Он – не спросил, кто такие, за что взяты, при каких обстоятельствах. И не отправил их в уже известную ему комиссию для допроса. Но выше всего блюдя свою осанку и неповторимость момента, тоном революционного омерзения негромко скомандовал, неизвестно кому, кто подхватит:
– Уведите их.
И удалился с важностью, не быстрой и не медленной.
Конвой перетаптывался. Поручик задумался: они как будто уже довели, что же теперь?
И тогда через конвой кто-то от натянувшейся толпы кинулся стукнуть врагов народа кулаками.
Другие – прикладами. В кровь.
Вступил избивать и конвой.
Враги не смели защищаться. Одни кричали о пощаде, кто упал под ударами.
Затем отвели их в арестные комнаты, на хоры.
Охта. Расправа над полицейскими.А на Охте днём получилось затишье. На Большом проспекте Охты, где все дни народ густился, – теперь почти никого и не было. По льду тут напрямик не пойдёшь. Мост перегорожен. В городе стреляют, в городе кипит, вон и пожары взялись, а что там – никто не знает.
И кто к тому делу поерзливей – повалила братва большим крюком по Полюстровской набережной да на Выборгскую. А остался на Охте народ покойный и сидел больше по домам, коли уж забастовка.
Но и – городовых на постах не было, ни патрулей. Они собрались по своим участкам – и сидели, и только из окон выглядывали, фараонские рожи.
И всё стреляли, стреляли в городе – а на Охте спокойно.
И день кончился.
А к вечеру подвалили молодые охтенцы назад, да кто Арсенал погромил – те и с винтовками.
И там-сям собирались: да что ж мы у себя-то фараонов не выведем? Ведь их везде покончали, к ним помощь уж никая не приспеет.
Стоит на Охте 1-й пехотный полк – не восстаёт. Посылали к ним наших мальцов – отвечали: «На кой нам ляд?» Вот уж кислая шерсть.
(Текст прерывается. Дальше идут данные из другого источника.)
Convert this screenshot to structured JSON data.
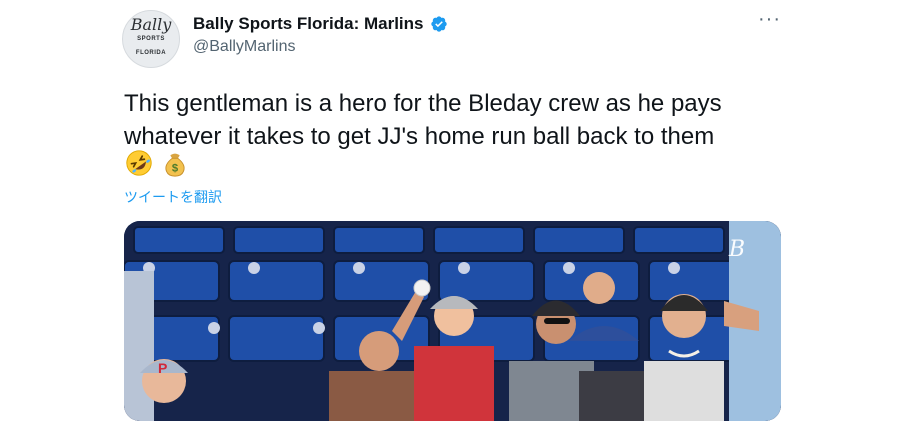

Ещё посылали, солдатам сказать: уже весь питерский гарнизон поднялся, чего ждёте?
Наконец, кажись, и восстали, уж, кажись, почали и забор ломать – а по улицам всё нейдут, ни к нам на помощь.
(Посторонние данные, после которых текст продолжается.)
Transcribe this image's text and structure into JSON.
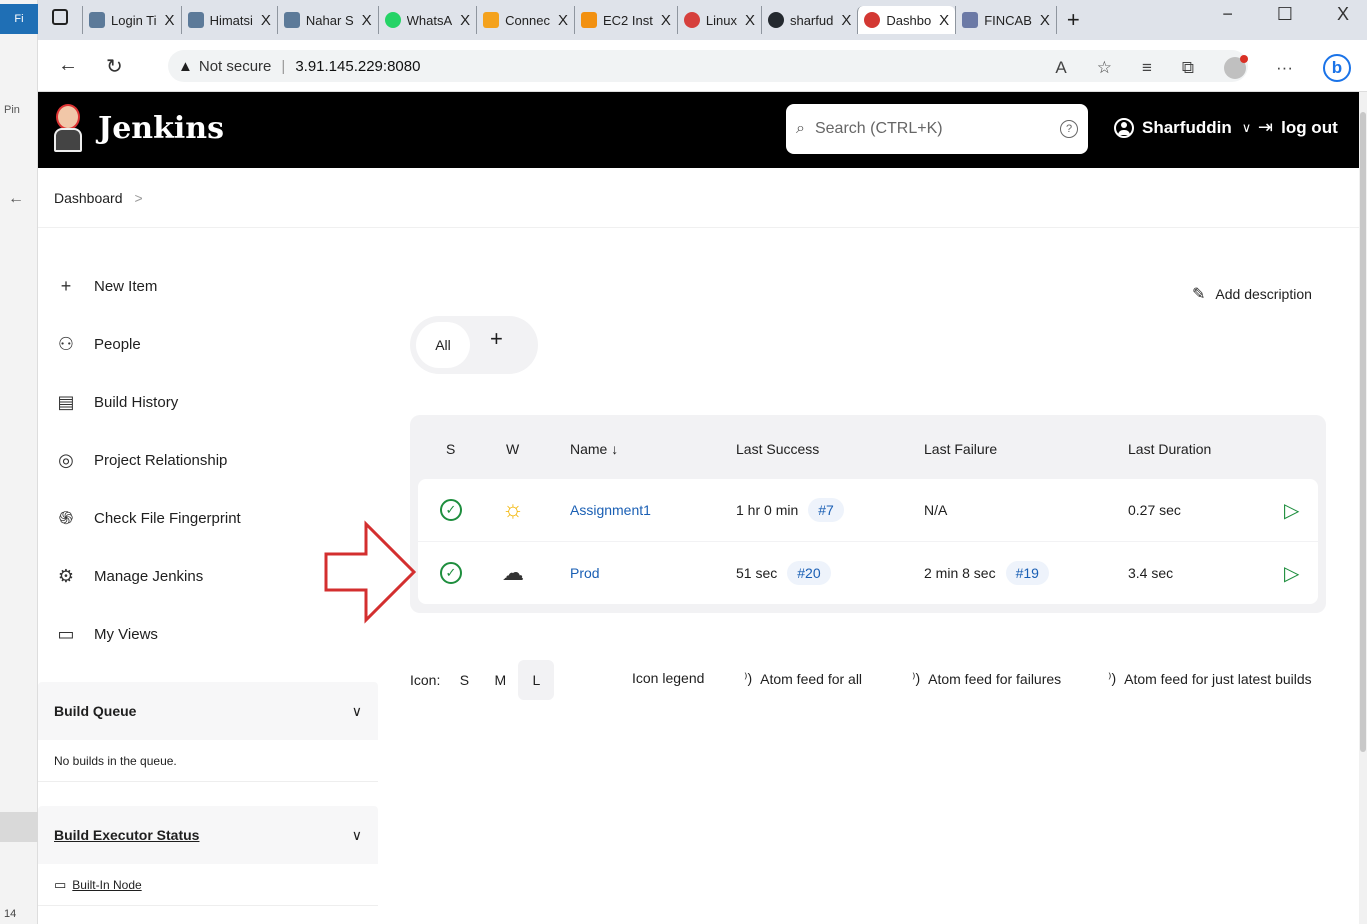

Ну, не ждать! На полицейский участок повалили сами, гурьбой, фонари разбивая. (Как зазвенит да как потухнет – лихо на сердце!)
На углу Георгиевской и Большого подвалили к участку – а те окна раскрыли да и пальнули.
Ат-вал!
Но никого не поранили. (Может, в воздух били.)
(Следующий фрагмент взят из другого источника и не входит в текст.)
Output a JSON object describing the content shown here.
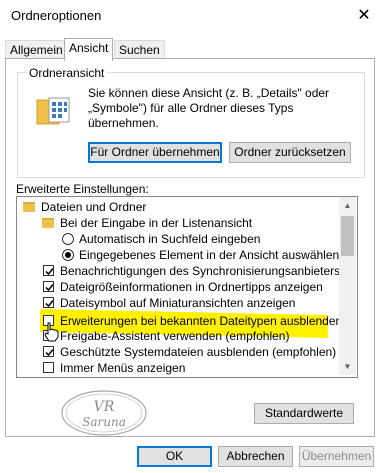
{
  "window": {
    "title": "Ordneroptionen",
    "close_glyph": "✕"
  },
  "tabs": [
    {
      "label": "Allgemein",
      "active": false
    },
    {
      "label": "Ansicht",
      "active": true
    },
    {
      "label": "Suchen",
      "active": false
    }
  ],
  "folder_view": {
    "title": "Ordneransicht",
    "description_line1": "Sie können diese Ansicht (z. B. „Details\" oder",
    "description_line2": "„Symbole\") für alle Ordner dieses Typs übernehmen.",
    "apply_button": "Für Ordner übernehmen",
    "reset_button": "Ordner zurücksetzen"
  },
  "advanced": {
    "label": "Erweiterte Einstellungen:",
    "items": [
      {
        "kind": "folder",
        "text": "Dateien und Ordner"
      },
      {
        "kind": "folder",
        "text": "Bei der Eingabe in der Listenansicht"
      },
      {
        "kind": "radio",
        "checked": false,
        "text": "Automatisch in Suchfeld eingeben"
      },
      {
        "kind": "radio",
        "checked": true,
        "text": "Eingegebenes Element in der Ansicht auswählen"
      },
      {
        "kind": "checkbox",
        "checked": true,
        "text": "Benachrichtigungen des Synchronisierungsanbieters anzeigen"
      },
      {
        "kind": "checkbox",
        "checked": true,
        "text": "Dateigrößeinformationen in Ordnertipps anzeigen"
      },
      {
        "kind": "checkbox",
        "checked": true,
        "text": "Dateisymbol auf Miniaturansichten anzeigen"
      },
      {
        "kind": "checkbox",
        "checked": false,
        "text": "Erweiterungen bei bekannten Dateitypen ausblenden"
      },
      {
        "kind": "checkbox",
        "checked": true,
        "text": "Freigabe-Assistent verwenden (empfohlen)"
      },
      {
        "kind": "checkbox",
        "checked": true,
        "text": "Geschützte Systemdateien ausblenden (empfohlen)"
      },
      {
        "kind": "checkbox",
        "checked": false,
        "text": "Immer Menüs anzeigen"
      }
    ],
    "defaults_button": "Standardwerte"
  },
  "watermark": {
    "line1": "VR",
    "line2": "Saruna"
  },
  "footer": {
    "ok": "OK",
    "cancel": "Abbrechen",
    "apply": "Übernehmen"
  },
  "colors": {
    "accent": "#0078d7",
    "highlight": "#fff000",
    "folder": "#f0c14a"
  }
}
Завалили подальше, в боковые улицы, стали ждать.
Стали ждать – 1-й полк пришлёт грузовик с солдатами.
Не шлёт.
А в городе всё – стреляют, стреляют. И зарева – ярко видны по темноте. От зарев – так и разбирает душу: эх, развернуться! да чем же мы хуже! Там, на Питерской стороне, ребята себе волю добудут – а мы так останемся?
Да что робеем, ребята? Да соберёмся! Да все сразу?
Именно сразу, а то ежели мы попрём, а с заугла не повалят?
Послать сказать: по свисту – и все разом!
Свист! – ят-те-дам! режет чище всякого выстрела! Свист – Соловья-Разбойника!
И – побежали со всех сторон! И – прихватили городовых – не успели те ни выстрела сделать, а уж вот мы, к стенам прилипли, окна побили им – камнями, лёдом, и двери высаживаем чем ни попадя.